Climate scientist Arpita Mondal, who works on detection and attribution of hydroclimatic change, agrees with one aspect of the study in that attributing hydrological events are particularly difficult.
“We must also understand that floods are hydrological events, and not necessarily an atmospheric one. Hydrology is what happens to rain when it falls on the ground,” IIT-Bombay’s Mondal told Mongabay-India.
“Therefore, the translation of heavy rainfall to floods is also dependent on the catchment characteristics and local factors, such as antecedent moisture conditions, land-use characteristics such as perviousness of the surface, floodplain encroachment, reservoir releases and so on,” she said.
Since these are complicated, interlinked processes, she said, attributing hydrological events are particularly difficult. “This is one aspect highlighted in this study, and I completely agree with that,” Mondal said.
Ecologist Rajiv Chaturvedi said that generally for Kerala, published literature pointed to increasing droughts, so it’s no surprise that the trends associated with extreme and total rainfall in the state for 1951-2017 do not show an increase, but decrease.
“It is agreed by most of the researchers that in Kerala the key problem today is drought, and drought is going to be the future problem as well (based on high resolution climate model projections) and not flood,” Chaturvedi said.
Mishra emphasised that research is needed to understand what impact the historic land cover change in Kerala caused on the severity of flood in August 2018.
Reservoirs might have played a key role in at least worsening the flood situation in the state during August 2018, the researchers stressed.
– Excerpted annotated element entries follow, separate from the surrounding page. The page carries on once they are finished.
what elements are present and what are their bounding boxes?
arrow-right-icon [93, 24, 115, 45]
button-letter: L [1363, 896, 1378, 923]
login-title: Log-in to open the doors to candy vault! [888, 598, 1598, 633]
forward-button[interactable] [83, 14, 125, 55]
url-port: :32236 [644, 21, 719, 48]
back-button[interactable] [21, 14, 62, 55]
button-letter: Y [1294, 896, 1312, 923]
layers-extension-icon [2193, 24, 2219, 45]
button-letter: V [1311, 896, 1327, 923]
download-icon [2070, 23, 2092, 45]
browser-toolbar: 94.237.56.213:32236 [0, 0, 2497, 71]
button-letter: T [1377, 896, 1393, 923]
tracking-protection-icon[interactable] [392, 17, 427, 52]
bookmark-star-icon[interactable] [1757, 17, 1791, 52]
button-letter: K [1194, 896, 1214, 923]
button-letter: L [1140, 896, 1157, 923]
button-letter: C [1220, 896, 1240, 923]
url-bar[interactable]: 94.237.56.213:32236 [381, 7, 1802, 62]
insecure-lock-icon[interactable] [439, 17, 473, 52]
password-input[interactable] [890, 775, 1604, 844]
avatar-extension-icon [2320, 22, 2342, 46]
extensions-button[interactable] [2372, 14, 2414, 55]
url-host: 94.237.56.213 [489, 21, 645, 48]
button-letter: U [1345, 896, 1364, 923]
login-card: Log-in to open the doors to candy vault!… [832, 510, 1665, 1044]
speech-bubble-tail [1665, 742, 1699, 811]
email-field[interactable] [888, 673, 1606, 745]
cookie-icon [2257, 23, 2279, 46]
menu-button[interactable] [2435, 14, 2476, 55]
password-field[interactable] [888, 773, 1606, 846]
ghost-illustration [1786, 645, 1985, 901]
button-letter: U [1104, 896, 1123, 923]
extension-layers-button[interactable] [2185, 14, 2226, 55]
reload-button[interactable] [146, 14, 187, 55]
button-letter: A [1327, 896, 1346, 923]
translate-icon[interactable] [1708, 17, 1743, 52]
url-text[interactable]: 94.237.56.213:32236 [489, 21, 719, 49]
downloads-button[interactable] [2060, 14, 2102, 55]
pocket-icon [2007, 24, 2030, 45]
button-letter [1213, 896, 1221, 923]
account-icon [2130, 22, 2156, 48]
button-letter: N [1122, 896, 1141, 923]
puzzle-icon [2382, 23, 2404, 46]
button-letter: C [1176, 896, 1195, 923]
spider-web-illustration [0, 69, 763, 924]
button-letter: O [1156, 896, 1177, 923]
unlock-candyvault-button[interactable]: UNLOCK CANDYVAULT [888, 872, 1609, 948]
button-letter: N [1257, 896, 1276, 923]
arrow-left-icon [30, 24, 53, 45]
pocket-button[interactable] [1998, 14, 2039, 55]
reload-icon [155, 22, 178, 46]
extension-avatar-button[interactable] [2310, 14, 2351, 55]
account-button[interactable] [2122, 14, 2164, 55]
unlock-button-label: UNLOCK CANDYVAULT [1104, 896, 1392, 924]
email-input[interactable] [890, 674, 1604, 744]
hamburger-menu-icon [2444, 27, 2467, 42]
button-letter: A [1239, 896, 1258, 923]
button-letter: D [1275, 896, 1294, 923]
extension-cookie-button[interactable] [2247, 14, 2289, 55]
For instance, the group had earlier reported that excess rainfall had caused above-normal reservoir storage even before the onset of extreme rainfall (August 15-16).
“The extreme rainfall in the catchments of major reservoirs forced reservoir operators to open the gates and release a considerable amount of stored water, which might have added to the severity of floods in the state,” they observed in the study.
But India’s Central Water Commission (CWC), in its report on the Kerala floods, has held that “dams in Kerala neither added to the flood nor helped in reduction of the flood” while squarely holding the heavy rainfall responsible for the disaster.
According to historical records, the region witnessed one of its most severe floods in 1924 and the CWC report noted that the rainfall of August 15-17, 2018 in Kerala was “almost of the same order as that of rainfall which occurred during July 16-18, 1924”.
Chaturvedi believes the sudden flood was so devastating (from the dam management perspective) as water resources in the state were managed for drought mitigation (keeping dams in full capacity).
“And prolonged drought in the state could certainly be linked to climate change going by previous studies. Kerala is certainly experiencing the impacts of climate change in the form of declining rains, and its subsequent effect on vegetation productivity and carbon stock growth in vegetation,” the ecologist said.